The canonical literary example of irony is Jonathan Swift’s “A Modest Proposal.” In that anonymous 1729 pamphlet, Swift drew attention to the problem of rural poverty and overpopulation in Ireland, and then suggested a novel solution: have parents sell their spare children as food for the wealthy! “A young healthy child well nursed, is, at a year old, a most delicious nourishing and wholesome food, whether stewed, roasted, baked, or boiled,” he argued, “and I make no doubt that it will equally serve in a fricassee, or a ragout.” He went on to do some back-of-the
-envelope calculations on how the logistics for his scheme would work out, sketched the wide-ranging social benefits of a world where plump and delicious toddlers are farmed like veal, and even suggested recipes.XVI In modern comedic parlance, Swift commits to the bit. In well over three thousand words, he never drops the ironic pretense, never once winks to let us know that, hey, he’s not really a weirdo with a cupboard full of Irish baby jerky at home.

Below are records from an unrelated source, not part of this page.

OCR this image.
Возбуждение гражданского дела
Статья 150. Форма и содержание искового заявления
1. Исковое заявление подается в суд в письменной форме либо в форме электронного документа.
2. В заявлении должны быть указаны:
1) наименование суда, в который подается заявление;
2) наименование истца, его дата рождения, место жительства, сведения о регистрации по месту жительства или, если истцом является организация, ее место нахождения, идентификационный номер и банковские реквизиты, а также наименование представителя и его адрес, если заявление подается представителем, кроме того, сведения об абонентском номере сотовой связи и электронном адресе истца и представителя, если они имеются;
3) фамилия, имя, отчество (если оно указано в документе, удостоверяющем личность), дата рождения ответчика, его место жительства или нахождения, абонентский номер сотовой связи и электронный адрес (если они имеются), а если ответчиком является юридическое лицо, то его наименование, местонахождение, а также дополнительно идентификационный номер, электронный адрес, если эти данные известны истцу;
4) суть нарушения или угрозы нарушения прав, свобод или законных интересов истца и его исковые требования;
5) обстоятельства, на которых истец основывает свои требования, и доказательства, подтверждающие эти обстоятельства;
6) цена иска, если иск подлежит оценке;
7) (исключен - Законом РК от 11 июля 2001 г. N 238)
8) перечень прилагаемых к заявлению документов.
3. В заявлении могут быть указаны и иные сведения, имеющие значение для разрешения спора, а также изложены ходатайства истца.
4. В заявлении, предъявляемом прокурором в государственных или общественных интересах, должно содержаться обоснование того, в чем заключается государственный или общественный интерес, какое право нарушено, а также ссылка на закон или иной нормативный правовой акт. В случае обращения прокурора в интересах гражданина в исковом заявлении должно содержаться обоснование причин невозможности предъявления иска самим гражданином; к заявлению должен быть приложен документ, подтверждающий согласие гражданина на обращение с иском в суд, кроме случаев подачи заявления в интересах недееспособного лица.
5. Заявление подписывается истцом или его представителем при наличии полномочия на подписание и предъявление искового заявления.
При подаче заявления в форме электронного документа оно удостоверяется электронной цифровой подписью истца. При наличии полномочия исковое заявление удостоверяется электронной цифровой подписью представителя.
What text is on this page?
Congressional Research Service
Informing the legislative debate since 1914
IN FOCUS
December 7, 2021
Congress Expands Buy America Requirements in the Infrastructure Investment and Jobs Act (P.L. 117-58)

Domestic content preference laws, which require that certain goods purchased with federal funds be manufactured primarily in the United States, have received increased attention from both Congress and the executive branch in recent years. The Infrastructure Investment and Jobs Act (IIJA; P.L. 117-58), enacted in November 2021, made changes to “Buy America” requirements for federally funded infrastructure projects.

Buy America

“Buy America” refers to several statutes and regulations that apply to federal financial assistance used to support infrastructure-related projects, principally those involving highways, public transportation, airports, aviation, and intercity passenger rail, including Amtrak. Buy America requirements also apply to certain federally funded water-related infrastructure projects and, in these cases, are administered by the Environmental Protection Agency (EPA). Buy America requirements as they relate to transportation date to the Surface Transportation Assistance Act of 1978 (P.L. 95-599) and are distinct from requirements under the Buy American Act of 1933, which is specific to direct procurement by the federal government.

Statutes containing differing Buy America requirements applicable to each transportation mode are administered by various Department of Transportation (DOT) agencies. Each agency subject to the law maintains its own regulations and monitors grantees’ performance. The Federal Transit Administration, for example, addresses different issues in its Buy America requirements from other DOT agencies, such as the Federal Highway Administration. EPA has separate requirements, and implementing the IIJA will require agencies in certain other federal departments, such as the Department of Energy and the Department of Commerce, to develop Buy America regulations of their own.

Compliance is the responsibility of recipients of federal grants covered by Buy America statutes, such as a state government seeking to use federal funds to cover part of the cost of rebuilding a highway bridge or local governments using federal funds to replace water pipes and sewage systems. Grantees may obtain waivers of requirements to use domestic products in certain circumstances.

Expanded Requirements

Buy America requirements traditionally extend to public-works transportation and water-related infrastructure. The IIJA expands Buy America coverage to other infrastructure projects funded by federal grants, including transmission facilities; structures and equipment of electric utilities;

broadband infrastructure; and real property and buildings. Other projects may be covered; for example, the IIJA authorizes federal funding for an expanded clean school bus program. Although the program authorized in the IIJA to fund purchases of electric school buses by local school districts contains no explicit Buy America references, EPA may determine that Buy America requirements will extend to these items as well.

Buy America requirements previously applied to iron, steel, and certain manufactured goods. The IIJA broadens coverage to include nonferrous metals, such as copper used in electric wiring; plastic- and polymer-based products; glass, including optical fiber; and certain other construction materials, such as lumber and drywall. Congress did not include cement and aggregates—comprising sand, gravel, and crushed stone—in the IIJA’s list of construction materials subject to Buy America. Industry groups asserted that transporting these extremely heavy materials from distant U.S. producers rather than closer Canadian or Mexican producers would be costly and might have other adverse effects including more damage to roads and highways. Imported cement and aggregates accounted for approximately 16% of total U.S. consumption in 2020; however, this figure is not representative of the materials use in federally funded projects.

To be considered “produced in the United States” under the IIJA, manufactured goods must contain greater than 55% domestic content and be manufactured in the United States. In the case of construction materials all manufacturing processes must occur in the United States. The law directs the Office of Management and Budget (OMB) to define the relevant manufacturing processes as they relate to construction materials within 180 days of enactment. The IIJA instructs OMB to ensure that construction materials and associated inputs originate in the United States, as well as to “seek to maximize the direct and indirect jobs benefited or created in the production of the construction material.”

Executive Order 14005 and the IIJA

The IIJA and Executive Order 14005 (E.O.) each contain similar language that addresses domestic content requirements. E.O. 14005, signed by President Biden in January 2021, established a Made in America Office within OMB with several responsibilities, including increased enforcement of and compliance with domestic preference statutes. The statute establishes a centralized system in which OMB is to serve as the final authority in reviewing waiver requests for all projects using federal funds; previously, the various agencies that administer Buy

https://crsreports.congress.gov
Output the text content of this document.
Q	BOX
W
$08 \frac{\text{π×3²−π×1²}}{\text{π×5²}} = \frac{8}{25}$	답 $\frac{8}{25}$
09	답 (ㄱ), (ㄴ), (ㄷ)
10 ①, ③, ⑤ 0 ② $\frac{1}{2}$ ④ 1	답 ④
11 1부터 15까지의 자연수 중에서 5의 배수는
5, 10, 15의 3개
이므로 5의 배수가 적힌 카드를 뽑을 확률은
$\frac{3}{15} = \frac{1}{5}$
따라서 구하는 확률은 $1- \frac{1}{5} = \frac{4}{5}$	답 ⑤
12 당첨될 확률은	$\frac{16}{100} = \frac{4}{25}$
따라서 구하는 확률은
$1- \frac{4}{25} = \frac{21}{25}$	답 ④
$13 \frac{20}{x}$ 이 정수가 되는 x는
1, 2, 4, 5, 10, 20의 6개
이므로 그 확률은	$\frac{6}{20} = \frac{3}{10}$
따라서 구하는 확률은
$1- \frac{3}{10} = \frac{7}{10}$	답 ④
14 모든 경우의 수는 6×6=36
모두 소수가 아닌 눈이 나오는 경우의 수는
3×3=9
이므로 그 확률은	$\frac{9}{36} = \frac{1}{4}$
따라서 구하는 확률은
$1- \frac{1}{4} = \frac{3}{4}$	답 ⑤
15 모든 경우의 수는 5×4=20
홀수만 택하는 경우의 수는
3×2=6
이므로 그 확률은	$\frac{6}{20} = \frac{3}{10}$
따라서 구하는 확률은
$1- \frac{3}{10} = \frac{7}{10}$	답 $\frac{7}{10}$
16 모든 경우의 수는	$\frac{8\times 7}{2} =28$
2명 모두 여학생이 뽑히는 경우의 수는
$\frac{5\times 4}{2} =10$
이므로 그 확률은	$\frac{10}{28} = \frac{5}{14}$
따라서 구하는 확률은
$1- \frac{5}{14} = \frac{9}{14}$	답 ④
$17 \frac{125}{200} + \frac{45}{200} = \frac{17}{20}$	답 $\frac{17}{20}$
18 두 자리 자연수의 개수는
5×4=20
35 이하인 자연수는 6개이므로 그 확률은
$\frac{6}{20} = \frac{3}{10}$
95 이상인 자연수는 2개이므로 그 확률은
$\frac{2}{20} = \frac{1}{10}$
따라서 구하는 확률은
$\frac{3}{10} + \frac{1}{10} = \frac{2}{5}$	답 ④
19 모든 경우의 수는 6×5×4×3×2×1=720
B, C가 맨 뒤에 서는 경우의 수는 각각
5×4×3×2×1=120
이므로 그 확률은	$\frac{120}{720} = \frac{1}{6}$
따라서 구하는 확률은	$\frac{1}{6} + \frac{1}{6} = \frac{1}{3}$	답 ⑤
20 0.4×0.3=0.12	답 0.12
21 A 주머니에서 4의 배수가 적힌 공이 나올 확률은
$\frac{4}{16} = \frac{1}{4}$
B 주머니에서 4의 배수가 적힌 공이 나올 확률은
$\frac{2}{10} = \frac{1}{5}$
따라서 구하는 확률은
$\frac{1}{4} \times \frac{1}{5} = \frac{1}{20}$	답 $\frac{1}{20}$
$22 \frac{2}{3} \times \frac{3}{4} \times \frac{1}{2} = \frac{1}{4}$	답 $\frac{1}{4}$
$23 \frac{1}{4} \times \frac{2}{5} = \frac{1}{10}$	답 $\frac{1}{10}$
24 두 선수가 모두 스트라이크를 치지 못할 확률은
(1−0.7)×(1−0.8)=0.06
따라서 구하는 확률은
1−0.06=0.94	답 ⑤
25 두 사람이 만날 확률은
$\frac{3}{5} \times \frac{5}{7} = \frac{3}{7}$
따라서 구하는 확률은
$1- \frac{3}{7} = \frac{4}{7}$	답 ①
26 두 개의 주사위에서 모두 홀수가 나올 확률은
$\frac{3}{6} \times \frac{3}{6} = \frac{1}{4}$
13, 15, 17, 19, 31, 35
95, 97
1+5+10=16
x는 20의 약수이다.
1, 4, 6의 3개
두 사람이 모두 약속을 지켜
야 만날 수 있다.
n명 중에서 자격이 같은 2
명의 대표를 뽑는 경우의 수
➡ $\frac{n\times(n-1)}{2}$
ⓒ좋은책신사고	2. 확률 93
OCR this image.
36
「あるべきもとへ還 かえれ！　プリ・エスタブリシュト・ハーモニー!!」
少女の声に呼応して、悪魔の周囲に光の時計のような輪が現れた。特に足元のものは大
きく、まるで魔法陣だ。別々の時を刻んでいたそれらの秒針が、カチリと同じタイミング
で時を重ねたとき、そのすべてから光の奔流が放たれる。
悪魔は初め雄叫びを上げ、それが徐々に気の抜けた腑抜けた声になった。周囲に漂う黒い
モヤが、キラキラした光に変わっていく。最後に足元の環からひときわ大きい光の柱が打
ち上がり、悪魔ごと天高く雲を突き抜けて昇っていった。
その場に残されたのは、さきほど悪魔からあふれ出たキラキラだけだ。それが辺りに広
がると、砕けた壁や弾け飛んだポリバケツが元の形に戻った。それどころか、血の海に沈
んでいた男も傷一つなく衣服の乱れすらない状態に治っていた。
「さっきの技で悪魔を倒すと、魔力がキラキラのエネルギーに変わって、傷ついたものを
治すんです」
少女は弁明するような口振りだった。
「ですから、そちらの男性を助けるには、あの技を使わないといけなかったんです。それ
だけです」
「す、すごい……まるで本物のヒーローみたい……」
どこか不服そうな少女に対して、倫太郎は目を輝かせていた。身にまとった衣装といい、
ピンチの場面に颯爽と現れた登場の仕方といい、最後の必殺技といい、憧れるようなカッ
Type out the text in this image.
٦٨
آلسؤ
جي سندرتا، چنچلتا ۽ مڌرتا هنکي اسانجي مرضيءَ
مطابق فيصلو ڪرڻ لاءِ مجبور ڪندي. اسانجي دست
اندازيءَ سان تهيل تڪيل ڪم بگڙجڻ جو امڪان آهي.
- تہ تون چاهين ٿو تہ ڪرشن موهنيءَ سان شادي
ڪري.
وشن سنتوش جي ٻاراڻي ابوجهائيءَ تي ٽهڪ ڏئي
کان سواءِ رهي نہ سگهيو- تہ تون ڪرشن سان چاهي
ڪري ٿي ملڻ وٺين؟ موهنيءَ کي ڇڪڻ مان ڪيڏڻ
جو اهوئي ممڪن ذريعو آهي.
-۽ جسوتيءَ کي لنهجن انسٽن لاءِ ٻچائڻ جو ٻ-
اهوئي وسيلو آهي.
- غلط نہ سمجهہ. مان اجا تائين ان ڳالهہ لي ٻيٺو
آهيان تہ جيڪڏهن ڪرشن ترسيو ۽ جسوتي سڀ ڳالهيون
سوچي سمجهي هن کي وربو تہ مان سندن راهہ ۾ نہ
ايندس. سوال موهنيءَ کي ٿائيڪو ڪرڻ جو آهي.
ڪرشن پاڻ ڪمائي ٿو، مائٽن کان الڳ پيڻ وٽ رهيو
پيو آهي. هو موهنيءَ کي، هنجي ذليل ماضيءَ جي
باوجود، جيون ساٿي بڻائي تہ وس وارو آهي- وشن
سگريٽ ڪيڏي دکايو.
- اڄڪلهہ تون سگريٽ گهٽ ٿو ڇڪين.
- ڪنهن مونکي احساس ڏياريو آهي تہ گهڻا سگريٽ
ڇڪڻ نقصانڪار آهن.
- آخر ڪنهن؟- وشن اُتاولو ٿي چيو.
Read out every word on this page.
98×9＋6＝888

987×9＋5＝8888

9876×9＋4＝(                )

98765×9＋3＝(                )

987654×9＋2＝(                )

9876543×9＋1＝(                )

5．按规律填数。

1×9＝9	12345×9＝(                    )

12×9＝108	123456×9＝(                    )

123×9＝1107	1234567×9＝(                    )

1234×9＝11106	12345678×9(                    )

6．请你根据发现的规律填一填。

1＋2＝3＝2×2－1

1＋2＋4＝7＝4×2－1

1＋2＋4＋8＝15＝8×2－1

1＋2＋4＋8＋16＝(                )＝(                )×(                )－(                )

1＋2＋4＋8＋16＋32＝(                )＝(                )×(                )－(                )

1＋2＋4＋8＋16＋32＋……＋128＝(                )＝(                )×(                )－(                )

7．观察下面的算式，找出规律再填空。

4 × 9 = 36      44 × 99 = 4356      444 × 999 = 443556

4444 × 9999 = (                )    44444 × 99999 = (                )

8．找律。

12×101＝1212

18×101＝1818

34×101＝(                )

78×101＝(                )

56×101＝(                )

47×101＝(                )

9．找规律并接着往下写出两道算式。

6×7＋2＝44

As Swift’s original readers would have noticed immediately, his essay was a pitch-perfect parody of the popular do-gooder pamphlets of the day. “A Modest Proposal” took aim at two targets at once: both the deplorable indifference to poverty plaguing society at large, and the callous social engineers hyping their own silly fixes. I can find no evidence that any clueless contemporaries actually fell for the gag and wrote outraged letters to the editor. In fact, Swift’s friend Lord Bathurst wrote to him joking that, in lieu of repaying a two-hundred-pound debt, Bathurst should just send Swift four or five of his own children, all of whom were “very fit for table.” Good old Lord Bathurst, always “yes, and”–ing!
“A Modest Proposal” is an extended irony, but not a snarky one that leaves the author’s true feelings a carefully layered enigma. The ironic device doesn’t hide Swift’s righteous fury; if anything, it sharpens it. This kind of irony, principled irony, comes with advantages going back to Socrates. By pretending to espouse an opposing argument, an author can highlight its flaws and let an audience feel they’ve come around to the “right” conclusion as a discovery of their own.